India needs indigenous telecom equipment manufacturing capability for long-term comparative advantage and to protect national security. India is the fastest-growing telecom market in the world, with crores of new entrants to the dynamic new India proudly announcing their arrival flaunting their mobile phones.
Billions of dollars worth of telecom equipment is bought by Indian companies on a regular basis. The orders go to Ericsson, Nokia-Siemens or Huawei, by and large. What these companies have in common, apart from being telecom equipment makers, is that they are non-Indian . There is no large Indian manufacturer of telecom equipment .
Public sector ITI is a joke, from the time when it used to front for foreign telecom equipment makers in the early 1990s, securing orders as an Indian supplier, buying practically all they supplied from foreign producers at the price they dictated, adding some Indian gloss here or turning a screw there.
Modern telecom equipment is basically software . Even the hardware is a lot of software preprogrammed into microchips. India is supposed to be good at software. And two, at least, of India’s information technology giants, Wipro and HCL, make both hardware and software. But they have not ventured into telecom equipment.
They have easy pickings elsewhere. Shyam and Himachal Futuristics are relatively small players. TechMahindra provides telecom solutions, but is a pure service company. Indian industry has chosen to abdicate this vital sector to foreign companies.

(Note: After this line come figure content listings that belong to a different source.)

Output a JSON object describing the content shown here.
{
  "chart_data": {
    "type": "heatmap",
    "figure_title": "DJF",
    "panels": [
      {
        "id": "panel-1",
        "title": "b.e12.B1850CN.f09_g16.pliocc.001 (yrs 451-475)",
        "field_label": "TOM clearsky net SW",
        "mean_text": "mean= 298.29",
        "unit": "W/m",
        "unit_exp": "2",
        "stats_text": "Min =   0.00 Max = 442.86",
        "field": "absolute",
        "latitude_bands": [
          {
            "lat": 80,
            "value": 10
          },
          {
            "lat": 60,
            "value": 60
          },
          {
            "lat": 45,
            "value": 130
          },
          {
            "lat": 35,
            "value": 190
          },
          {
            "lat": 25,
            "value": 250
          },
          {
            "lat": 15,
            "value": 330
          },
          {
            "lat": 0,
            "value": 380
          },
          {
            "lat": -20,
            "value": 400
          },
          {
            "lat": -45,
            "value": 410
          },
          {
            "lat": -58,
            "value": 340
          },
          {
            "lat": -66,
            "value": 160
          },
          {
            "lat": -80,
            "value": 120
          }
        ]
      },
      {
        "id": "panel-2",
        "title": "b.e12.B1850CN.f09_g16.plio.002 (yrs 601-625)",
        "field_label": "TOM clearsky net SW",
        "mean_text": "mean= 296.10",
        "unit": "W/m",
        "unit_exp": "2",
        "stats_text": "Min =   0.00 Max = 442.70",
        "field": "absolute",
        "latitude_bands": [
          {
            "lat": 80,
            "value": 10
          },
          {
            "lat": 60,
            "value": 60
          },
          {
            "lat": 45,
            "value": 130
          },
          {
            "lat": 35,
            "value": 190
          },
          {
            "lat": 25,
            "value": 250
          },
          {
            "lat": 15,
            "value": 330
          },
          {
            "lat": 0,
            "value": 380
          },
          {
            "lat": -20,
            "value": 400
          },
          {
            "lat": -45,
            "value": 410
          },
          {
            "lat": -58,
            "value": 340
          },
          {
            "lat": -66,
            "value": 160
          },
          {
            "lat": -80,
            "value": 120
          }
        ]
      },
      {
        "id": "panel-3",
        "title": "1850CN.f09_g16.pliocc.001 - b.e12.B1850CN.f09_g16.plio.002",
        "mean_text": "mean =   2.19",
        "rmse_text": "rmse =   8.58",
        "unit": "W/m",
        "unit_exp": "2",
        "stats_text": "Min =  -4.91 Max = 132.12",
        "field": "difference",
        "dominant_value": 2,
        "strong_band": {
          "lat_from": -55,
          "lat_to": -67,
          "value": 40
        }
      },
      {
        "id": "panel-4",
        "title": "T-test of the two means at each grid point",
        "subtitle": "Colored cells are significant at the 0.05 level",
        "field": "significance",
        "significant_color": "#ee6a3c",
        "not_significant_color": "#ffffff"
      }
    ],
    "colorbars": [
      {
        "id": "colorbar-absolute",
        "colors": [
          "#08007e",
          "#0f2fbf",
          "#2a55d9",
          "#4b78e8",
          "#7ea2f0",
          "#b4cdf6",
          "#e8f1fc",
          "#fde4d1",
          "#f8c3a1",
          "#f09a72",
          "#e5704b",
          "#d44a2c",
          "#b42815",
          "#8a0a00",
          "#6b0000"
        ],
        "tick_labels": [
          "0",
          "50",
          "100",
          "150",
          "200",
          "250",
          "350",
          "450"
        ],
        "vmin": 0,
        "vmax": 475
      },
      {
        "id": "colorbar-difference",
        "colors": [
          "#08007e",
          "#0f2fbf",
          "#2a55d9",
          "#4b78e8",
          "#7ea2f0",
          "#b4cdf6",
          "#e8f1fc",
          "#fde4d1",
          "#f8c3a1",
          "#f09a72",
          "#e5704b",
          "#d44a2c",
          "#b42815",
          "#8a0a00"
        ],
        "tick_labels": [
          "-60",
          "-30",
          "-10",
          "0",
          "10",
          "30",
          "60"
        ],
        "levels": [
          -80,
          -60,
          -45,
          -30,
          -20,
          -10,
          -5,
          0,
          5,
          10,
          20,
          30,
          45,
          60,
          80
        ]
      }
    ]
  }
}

This has huge security implications. Cyber warfare is a new front of possible national aggression that can bring a nation to its knees, without the assailant so much as firing a toy gun. Entire systems crucial for the functioning of the economy run on computer networks. Supervisory control and data capture (Scada) is geeky jargon for most of us. Scada systems allow processes to be controlled from remote units.